Key elements that are part of a standard change include a defined trigger that initiates the request for change and approval given in advance. Because this may be a fairly frequent activity, there is usually no need to log a formal request for change or obtain specific authorization, as the tasks involved will be straightforward, documented and follow tried and tested steps.
2. Normal change
At first glance, many people might wonder what the difference is between a standard and normal change. After all, don't they both mean the same thing? However, when it comes to change management, 'normal' refers to changes that are required to follow the complete formal process. As they will usually be significant changes to processes, technologies or infrastructure, they are usually (though not always) higher-risk changes than those that fall under the 'standard' category, and so will require an extra layer of scrutiny.
Normal processes will therefore begin with a formal request for change that will be reviewed by the organization's change advisory board for approval or rejection. Then, the process itself will follow all predefined steps, including assessing and evaluating the change, planning and implementation, and post-change review. All these stages must be fully documented and audited to ensure there is a complete record of everything that has occurred throughout the activity.
3. Minor change
A minor change is usually one that does not require a significant amount of preparation and planning, such as the implementation of a scheduled security patch or the installation of a new device onto the network. They are usually low-risk and won't have a large impact on how the business operates, so can be implemented using the standard process. However, that does not necessarily mean they can be treated lightly, as there may be relatively minor changes that will still need strong monitoring and auditing for reasons of compliance, or if they will impact sensitive applications or mission-critical systems.
4. Major change
Major changes will be ones that have a significant effect on the day-to-day workings of the business. It might, for example, include a significant alteration of a network's infrastructure that will require a period of downtime, or migrating from a legacy application to a newer one. These will be complex, many-stepped processes and therefore must undergo detailed preparation work before the implementation phase. The direct approval and oversight of the change advisory board will be a requirement for this, especially for actions that are classed as medium or high-risk.
5. Emergency change
These are changes that must be implemented as soon as possible - often because a critical weakness in an existing system has been found and needs to be fixed before it can cause damage. For example, one of the most common scenarios that will mandate an emergency change is the discovery of a zero-day vulnerability that exposes an organization to hackers.

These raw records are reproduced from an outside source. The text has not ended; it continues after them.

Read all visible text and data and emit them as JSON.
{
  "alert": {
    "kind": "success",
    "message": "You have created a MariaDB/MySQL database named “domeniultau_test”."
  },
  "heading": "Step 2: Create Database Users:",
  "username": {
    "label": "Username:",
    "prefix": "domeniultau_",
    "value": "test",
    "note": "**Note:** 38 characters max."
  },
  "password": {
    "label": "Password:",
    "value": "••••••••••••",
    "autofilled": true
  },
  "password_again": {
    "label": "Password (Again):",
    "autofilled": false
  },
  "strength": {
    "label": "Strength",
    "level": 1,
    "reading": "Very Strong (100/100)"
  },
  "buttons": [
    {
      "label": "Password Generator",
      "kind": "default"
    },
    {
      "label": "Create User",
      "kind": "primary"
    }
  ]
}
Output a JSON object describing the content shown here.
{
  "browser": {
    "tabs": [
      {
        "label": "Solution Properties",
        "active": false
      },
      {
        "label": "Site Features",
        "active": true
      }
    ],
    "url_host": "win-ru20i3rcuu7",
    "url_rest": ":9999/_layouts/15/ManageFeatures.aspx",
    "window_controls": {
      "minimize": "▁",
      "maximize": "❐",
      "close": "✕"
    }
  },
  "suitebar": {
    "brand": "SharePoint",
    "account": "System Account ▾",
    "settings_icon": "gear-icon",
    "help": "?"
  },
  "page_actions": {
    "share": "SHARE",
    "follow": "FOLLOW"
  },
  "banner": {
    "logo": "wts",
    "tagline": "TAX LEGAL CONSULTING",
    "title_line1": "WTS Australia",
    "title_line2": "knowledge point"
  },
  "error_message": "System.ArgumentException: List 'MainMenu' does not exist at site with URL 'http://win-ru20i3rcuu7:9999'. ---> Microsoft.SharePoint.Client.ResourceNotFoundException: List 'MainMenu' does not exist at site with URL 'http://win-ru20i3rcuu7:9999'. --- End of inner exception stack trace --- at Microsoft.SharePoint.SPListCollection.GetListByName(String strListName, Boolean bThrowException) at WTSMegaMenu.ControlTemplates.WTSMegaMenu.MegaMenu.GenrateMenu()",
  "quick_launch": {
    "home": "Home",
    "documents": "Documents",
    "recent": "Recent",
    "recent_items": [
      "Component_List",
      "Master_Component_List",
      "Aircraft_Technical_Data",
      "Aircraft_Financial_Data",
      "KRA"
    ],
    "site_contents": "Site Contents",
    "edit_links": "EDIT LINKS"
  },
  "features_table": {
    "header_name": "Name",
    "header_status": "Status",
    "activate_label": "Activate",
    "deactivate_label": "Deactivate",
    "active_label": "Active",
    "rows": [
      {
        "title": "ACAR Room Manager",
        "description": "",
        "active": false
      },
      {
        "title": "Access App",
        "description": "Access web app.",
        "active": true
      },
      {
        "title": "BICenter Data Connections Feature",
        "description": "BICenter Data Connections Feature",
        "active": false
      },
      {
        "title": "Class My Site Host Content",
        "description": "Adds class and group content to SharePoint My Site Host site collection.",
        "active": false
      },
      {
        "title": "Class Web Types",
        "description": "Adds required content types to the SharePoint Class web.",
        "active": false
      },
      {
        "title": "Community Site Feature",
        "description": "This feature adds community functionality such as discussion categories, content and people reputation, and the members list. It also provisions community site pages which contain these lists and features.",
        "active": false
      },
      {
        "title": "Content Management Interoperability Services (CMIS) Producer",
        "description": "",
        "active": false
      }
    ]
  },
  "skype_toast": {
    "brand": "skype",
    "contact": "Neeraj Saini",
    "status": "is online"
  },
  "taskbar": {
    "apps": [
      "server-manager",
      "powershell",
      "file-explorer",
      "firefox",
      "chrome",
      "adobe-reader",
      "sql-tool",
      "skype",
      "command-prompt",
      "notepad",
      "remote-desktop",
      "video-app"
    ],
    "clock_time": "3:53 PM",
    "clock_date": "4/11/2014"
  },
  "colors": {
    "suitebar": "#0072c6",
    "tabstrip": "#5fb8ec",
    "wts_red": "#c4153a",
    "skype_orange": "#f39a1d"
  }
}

Because of this, there won't be time to go through the formal change advisory board approval process. Indeed, in some cases, anything more than a quick meeting may be a luxury the business can't afford. However, that does not mean established procedures should be ignored. There must still be a high level of authorization and oversight from a change manager and critical testing processes wherever possible.
Because emergency changes will, even with the best contingency planning, be less formalized than standard and normal changes, it's important they are only used when absolutely necessary, and not as a shortcut to avoid bureaucracy for changes that do not typically justify emergency procedures.